Category: Raspberry Pi


Over the weekend we had some fun supporting Platform Expos. Platform Expos is a movement that promotes education, employment and entertainment to digital media, content creation and last but by no means least, games.

The Friday was dedicated to workshops for schools. Rob and I loaded up Rob’s car and shifted 15 Raspberry Pis, monitors and keyboards to the studio school where we did workshops on Hardware Interfacing and programming Minecraft with the Raspberry Pi. The whole thing went down well, but it wouldn’t have gone as well without a good deal of help from some of the college students who helped us with some last minute room organisation and setup. They were truly brilliant, all we needed to do was ask and they organised themselves and delivered whatever we needed quickly and efficiently. A big thank you to you guys!

On Saturday I was back in town giving a talk about how gaming and the games industry has evolved. I think the session went well, and the crowd were great and weren’t too shy about getting involved either. After my talk I wandered around the expo, spoke to a few students who were both customers and exhibitors, and had a chat with an ex-student who was working on a stand for Cross Platform C++ Development SDK Marmalade – exciting stuff!

This sort of event is great for the city, and great for getting young people thinking about potential careers in various area of computer science or digital art. Long may they continue!

A month or so ago I said I would try to optimize Jason Milldrum’s version of Conway’s game of life running in Minecraft-pi. So now I’ve done that and I’ve tried to keep some decent documentation of the process. This post is the summary of that documentation, but if you’re just interested in the results here they are:

The first step was to add checks to find out where things were running slowest. Python has a really useful module for dealing with time, so writing code for that was easy. The code Jason wrote has three main parts – the part where the world is displayed, the part where the world is updated, and the part where the updated world is copied to the displayed world. The big bottleneck was where the world was displayed. This took around 20 seconds a time. Updating took 2 to 3 seconds and the copy was superfast and so negligible.

The display was taking so long because the entire world was being reset every frame – instead of just changing the blocks that are being changed. The first strategy for optimization was to keep a list of cells that were changing from living to dying and cells that were changing from dying to living. Then when the frame is rendered only those cells that have changed state will be set, reducing the amount of work by around a quarter.

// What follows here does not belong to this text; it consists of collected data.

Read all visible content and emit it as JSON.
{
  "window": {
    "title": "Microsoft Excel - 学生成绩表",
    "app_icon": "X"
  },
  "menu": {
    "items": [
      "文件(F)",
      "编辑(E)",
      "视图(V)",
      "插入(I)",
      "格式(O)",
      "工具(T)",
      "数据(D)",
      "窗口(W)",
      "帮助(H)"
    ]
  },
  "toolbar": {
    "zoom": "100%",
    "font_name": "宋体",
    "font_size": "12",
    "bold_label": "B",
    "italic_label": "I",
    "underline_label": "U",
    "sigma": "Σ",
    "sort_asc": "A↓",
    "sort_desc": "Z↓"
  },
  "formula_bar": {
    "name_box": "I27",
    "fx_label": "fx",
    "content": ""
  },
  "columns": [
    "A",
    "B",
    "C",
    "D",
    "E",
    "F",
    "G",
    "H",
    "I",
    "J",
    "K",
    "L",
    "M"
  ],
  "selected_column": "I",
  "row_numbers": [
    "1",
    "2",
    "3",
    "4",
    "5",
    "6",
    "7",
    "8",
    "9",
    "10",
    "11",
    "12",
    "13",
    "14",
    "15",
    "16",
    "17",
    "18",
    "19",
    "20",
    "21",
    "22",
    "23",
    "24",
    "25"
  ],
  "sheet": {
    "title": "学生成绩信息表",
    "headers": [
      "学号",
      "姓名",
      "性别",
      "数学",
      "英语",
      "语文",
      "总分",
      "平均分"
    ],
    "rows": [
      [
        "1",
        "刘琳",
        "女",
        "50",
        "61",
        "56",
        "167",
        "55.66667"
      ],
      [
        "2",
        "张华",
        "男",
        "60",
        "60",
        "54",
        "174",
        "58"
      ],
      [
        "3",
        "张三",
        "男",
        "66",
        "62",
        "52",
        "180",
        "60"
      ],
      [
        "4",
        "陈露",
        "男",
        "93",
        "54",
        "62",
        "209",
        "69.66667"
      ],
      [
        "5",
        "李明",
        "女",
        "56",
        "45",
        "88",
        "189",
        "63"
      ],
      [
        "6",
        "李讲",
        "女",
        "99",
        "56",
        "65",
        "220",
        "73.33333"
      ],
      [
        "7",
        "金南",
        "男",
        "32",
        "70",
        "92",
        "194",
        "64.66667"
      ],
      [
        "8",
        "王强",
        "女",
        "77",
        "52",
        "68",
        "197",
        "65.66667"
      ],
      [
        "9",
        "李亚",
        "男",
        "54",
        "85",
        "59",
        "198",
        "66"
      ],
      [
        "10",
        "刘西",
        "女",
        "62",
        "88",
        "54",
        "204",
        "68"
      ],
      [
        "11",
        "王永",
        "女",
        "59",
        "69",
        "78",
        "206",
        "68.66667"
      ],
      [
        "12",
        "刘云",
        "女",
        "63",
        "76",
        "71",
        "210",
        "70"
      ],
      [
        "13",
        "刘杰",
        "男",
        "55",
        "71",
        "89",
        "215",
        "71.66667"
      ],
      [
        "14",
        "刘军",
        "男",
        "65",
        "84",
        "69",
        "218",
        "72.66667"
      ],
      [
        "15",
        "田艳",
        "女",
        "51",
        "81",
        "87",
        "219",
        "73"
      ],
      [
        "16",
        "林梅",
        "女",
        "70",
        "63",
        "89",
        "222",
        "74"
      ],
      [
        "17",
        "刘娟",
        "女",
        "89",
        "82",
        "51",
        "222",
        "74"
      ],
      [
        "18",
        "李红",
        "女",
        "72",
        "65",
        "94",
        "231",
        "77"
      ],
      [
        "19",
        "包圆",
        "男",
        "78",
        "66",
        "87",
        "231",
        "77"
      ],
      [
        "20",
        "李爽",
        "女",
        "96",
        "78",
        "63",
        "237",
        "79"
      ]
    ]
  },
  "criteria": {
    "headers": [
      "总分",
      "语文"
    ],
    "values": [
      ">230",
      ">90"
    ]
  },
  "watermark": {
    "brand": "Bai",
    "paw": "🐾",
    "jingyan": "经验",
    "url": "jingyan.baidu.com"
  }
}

Now the rendering runs at around five seconds initially, and as cells die out the rendering time decreases to around two or three seconds. That’s as fast as the rendering can really go. This is still going to be the bottleneck, and there is also an issue in that because the cells die and are born in different phases it’s more difficult to comprehend what is going on because you may be in the middle of a phase. I have an idea for that but in the meantime let’s see what we can do to optimise the update.

Initially I was going to reduce the number of loops by trying to calculate values for adjacent cells at the same time as the current cell, but instead I decided to keep track of the number of live neighbours. Now during each pass I check the cached number of neighbours, and if something lives or dies I increment or decrement the array for the next lot of neighbours. Initially this didn’t seem to make very much difference, then I remembered that a lot of the calculations I was doing were pointless because I has shifted the whole world in an earlier step. It didn’t seem likely to bear fruit, but I removed any calculation that was minus zero. Still no real speed increase, then I realised that I could take away the edge effects and deal with them separately, but a quick test showed that didn’t help either. I was beginning to lose hope, and then I considered the trick I had already used for rendering. What if I returned to the counting approach but kept a list of cells with live neighbours. Then I would expect to see a similar speed up as I did before, with increasing speeds as the numbers of cells with neighbours decreases. By taking this approach, and keeping a rolling track of how many neighbours each cell has the update was reduced from 2 or 3 seconds to a tenth of a second. An added bonus of running the simulation for longer means that as less cells are involved rendering drops to between 0.5 and 1.5 seconds. Nice!

One disadvantage of this approach is that the list of cells that have live neighbours (or are alive themselves) is not in order, and as all the cells dying and being born are dealt with in separate lists this meant that sometimes the simulation looked a little confusing. You couldn’t really see the start or the end, and what was happening was no longer clear. To try to combat this I tried to add some more information by colour coding the different cells before they change, to indicate why they are about to change. Cells that die of overcrowding will be marked red. Cells that die of under-population will be marked magenta, and cells that are about to be born will be marks yellow. So now we have two phases – the change that is about to happen and the change itself. This means that now more work will be done, but hopefully it will give some insight into what is going on. It may seem more responsive, and also might give away clues as to how minecraft-pi updates the screen in sections, and it should certainly be more colourful.

As you know, the results are presented above in a video that was surprisingly easy to put together (thanks for reading this far, by the way!). The entire process now takes just under five seconds – up from about 2 seconds for the non-technicolour version – but then the new visualisation involves double the “rendering” calls to Minecraft-pi.

Whilst it’s not perfect I’m quite pleased with the results. Thanks go to Jason Milldrum for the inspiration, and for the challenge, which I’ve thoroughly enjoyed.